Goldplat PLC (LON: GDP) have seen their shares soar as a trading update showed strong profit figures in the third quarter period.
Sales were up by almost a third to £4.5 million at its main Goldpat Recovery business after a tough 2018 trading year
In the trading update provided, profits up to 30th September were strong and managed to suffice shareholder appetite.
The AIM listed gold manufacturer said its performance had improved during the period as operations in South Africa was supported by the rise in the price of gold.
Additionally, production levels in Ghana rose due to increases in materials sourced.
For one of its significant operations, Goldplat Recovery business, the firm said sales were up by almost a third to £4.5 million, compared to £3.4 million in the same period last year.
The producer also unveiled plans to increase the life of its near-capacity tailings storage facility by 12 to 18 months at a cost of £250,000.
Alongside this plans were confirmed to start building a new storage facility to be approved, constructed and commissioned during the next year, set to cost between £500,000 to £700,000.
The group said that operations in Ghana had increased to £23,000 profit in the third quarter, while Kilimapesa Gold halved its losses from the previous quarter to £127,000 due to a reduction in costs after it was put on care and maintenance.
Goldplat gave insight for investors into reasons why performance had solidified saying the following:
The following events have contributed to the improved performance during the Quarter –
- The continued production in South Africa was supported by the increase in gold price;
- Increase in production levels in Ghana due to increase in material sourced;
- Reduction in losses at Kilimapesa due to the mine being on care and maintenance, with only artisanal tailings being processed to contribute towards the costs of care and maintenance;
- Cost reductions and improved operational efficiencies throughout the Group over the past year are contributing to profitability, including cost reductions on central group overheads;
- Improvement in certain plant operational efficiencies have not only reduced costs but improved gold recovery;
- Some of the cost savings have been invested into material sourcing initiatives and increasing physical security in South Africa.
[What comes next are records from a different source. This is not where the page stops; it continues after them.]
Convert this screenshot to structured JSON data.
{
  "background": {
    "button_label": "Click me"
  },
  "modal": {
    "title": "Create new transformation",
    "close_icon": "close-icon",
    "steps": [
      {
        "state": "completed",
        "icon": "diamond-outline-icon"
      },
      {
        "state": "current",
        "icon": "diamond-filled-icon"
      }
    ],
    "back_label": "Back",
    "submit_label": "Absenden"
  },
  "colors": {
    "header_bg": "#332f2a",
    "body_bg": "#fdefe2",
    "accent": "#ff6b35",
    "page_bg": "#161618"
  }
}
Interestingly, this seems to have given investors renewed optimism for Goldplat who faced a tough 2018 financial year.
Currently, shares of Goldplat are trading at 3.27p per share, seeing a 21.11% rise. 29/10/19 11:40BST.
In the mining sector, Centamin (LON: CEY) have experienced a output decline, Serabi Gold Plc (LON: SRB) have shown strong production figures in their third quarter, Antofagasta (LON: ANTO) have faced tough political conditions and Hochschild Mining (LON: HOC) have remained confident after a cloudy trading update.